So what’s going on here? And why does this matter? I’ll have a bit more to say on this later, but essentially, as long as DeepSeek’s fundamentals are born out, the research paper the company published holds up to scrutiny, and the app stays popular (and is not say banned by the state like certain other high profile Chinese-made apps), then what we are seeing can be considered a Great Undermining of the American AI industry’s foundational assumptions. Yes, in all bold.
Take, for example, the big AI news of just last week: Sam Altman, Donald Trump, the massive investment firm Softbank, and other partners announcing Stargate, a $500 billion project to build out data centers and other AI infrastructure. (The project was largely already in place, pre-inauguration, though it did not have such an absurd price tag associated to it, and was under construction in Texas; the announcement was widely seen as a way to flatter Trump, and perhaps to jockey for now and future state support.)

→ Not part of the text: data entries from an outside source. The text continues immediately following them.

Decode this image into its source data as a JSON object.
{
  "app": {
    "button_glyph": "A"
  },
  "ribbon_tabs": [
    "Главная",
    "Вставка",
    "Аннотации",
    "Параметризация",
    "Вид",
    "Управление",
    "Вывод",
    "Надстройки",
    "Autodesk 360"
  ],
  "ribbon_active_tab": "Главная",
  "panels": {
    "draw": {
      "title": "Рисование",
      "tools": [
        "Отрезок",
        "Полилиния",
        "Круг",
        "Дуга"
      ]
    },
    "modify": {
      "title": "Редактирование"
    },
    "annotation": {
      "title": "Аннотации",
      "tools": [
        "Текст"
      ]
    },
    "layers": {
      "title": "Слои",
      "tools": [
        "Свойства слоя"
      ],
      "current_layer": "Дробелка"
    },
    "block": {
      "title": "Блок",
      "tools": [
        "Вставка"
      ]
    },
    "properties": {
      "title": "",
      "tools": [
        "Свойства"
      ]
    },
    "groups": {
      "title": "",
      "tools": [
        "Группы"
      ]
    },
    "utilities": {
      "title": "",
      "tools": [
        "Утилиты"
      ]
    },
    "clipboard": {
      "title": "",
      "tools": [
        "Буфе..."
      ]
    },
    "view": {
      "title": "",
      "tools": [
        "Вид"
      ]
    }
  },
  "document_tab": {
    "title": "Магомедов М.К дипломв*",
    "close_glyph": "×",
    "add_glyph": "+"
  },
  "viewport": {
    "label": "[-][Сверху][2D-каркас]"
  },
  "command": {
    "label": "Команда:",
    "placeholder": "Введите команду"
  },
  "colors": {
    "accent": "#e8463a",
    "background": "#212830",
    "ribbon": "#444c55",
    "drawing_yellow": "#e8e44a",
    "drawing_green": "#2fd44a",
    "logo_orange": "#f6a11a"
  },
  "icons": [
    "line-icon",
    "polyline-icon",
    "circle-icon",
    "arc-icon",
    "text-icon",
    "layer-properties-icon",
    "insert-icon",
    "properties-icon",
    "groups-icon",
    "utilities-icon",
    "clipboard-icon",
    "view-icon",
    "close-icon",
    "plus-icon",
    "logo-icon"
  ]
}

The reason that the idea of spending $500 billion on data centers for training and running chatbots was not immediately laughed out of the room is that the largest American AI companies have spent the last two years advancing a very specific case. As I’ve documented in detail, both in this newsletter, in columns for the Times, and maybe most comprehensively in this report for AI Now, the modern AI industry, as led by OpenAI and Sam Altman, has always been dependent on a narrative, and the assumptions that undergird it: Generative AI is the future, it’s improving rapidly, and thanks to that we’re on the road to Artificial General Intelligence. AGI, in turn, will enable enterprise software to “outperform humans at most economically valuable work,” as OpenAI puts it in the company’s charter. Many executives and managers very much want this.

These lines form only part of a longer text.